F5 has announced powerful new capabilities for its BIG-IP Next for Kubernetes platform, now running natively on NVIDIA BlueField-3 DPUs using the NVIDIA DOCA software framework. The integration brings enterprise-grade performance, multi-tenancy, and security to large-scale AI infrastructure, validated by Sesterce, a European operator focused on sovereign AI and next-gen infrastructure.
This collaboration marks a significant step toward optimizing GPU utilization, streamlining AI inference pipelines, and strengthening LLM traffic security and performance—all in real-time.
Highlights of the F5 + NVIDIA Integration
1. LLM Traffic Optimization and Smart Routing
With the explosion of multi-model AI architectures, routing AI tasks efficiently is critical.

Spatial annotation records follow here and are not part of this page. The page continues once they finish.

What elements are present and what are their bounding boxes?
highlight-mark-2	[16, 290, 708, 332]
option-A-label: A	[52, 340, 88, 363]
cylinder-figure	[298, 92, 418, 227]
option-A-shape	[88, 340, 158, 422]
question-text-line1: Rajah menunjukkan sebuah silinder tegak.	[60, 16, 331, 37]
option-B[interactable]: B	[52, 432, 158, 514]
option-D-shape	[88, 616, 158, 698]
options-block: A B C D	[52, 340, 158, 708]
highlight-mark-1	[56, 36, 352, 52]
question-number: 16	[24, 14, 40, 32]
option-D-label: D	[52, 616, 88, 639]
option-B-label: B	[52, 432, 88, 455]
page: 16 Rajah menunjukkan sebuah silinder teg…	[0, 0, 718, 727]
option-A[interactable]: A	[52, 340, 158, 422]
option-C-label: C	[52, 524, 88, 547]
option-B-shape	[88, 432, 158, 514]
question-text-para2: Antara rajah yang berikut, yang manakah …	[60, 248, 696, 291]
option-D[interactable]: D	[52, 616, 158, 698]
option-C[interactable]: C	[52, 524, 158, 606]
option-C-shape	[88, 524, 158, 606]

BIG-IP Next, deployed on BlueField-3 DPUs, enables:
- Intelligent LLM routing that directs simple tasks to lightweight models and reserves high-capacity models for complex queries.
- Integration with NVIDIA NIM microservices for seamless workload orchestration.
- Latency reduction and improved time-to-first-token via real-time traffic shaping.
“By programming routing logic directly on NVIDIA BlueField-3 DPUs, F5 BIG-IP Next for Kubernetes is the most efficient approach for delivering and securing LLM traffic,” said Kunal Anand, Chief Innovation Officer, F5.
2. Integration with NVIDIA Dynamo and KV Cache Manager
To meet the compute demands of distributed inference at scale, the platform leverages NVIDIA Dynamo and KV Cache Manager to:
- Reduce recomputation latency through cache-based inference memory management.
- Boost GPU efficiency by offloading memory routing logic to DPUs.
- Enable real-time LLM reasoning with cost-effective data storage alternatives to high-end GPU memory.
“BIG-IP Next for Kubernetes gives enterprises a single point of control for routing AI traffic—from model training to agentic inference,” noted Ash Bhalgat, NVIDIA.
3. Model Context Protocol (MCP) Security Enhancements
With increasing adoption of the Model Context Protocol (MCP)—an Anthropic-led open standard—F5’s deployment as a reverse proxy adds:
- Application-layer protections for MCP servers.
- Traffic filtering, threat mitigation, and adaptive rule enforcement via F5 iRules.
- Enhanced security posture for agentic AI and RAG-based systems.
“F5 and NVIDIA are delivering AI security and programmability that we’re not seeing elsewhere in the industry,” said Greg Schoeny, SVP at World Wide Technology.
Sesterce Validation: Enterprise-Ready, Performance-Proven
Sesterce’s deployment tested the full stack—including NVIDIA Dynamo and F5 BIG-IP Next—achieving:
- 20% improvement in GPU utilization
- Seamless scaling and LLM task routing with Kubernetes ingress/egress control
- Secure multi-tenant environments ideal for sovereign AI deployments in Europe
“This approach empowers us to optimize GPU use while delivering unique value to our customers,” said Youssef El Manssouri, CEO of Sesterce.
Availability and What’s Next
The solution is generally available today, with more innovation expected as enterprises build out agentic AI and sovereign cloud environments. F5 and NVIDIA are showcasing the technology at NVIDIA GTC Paris, part of VivaTech 2025.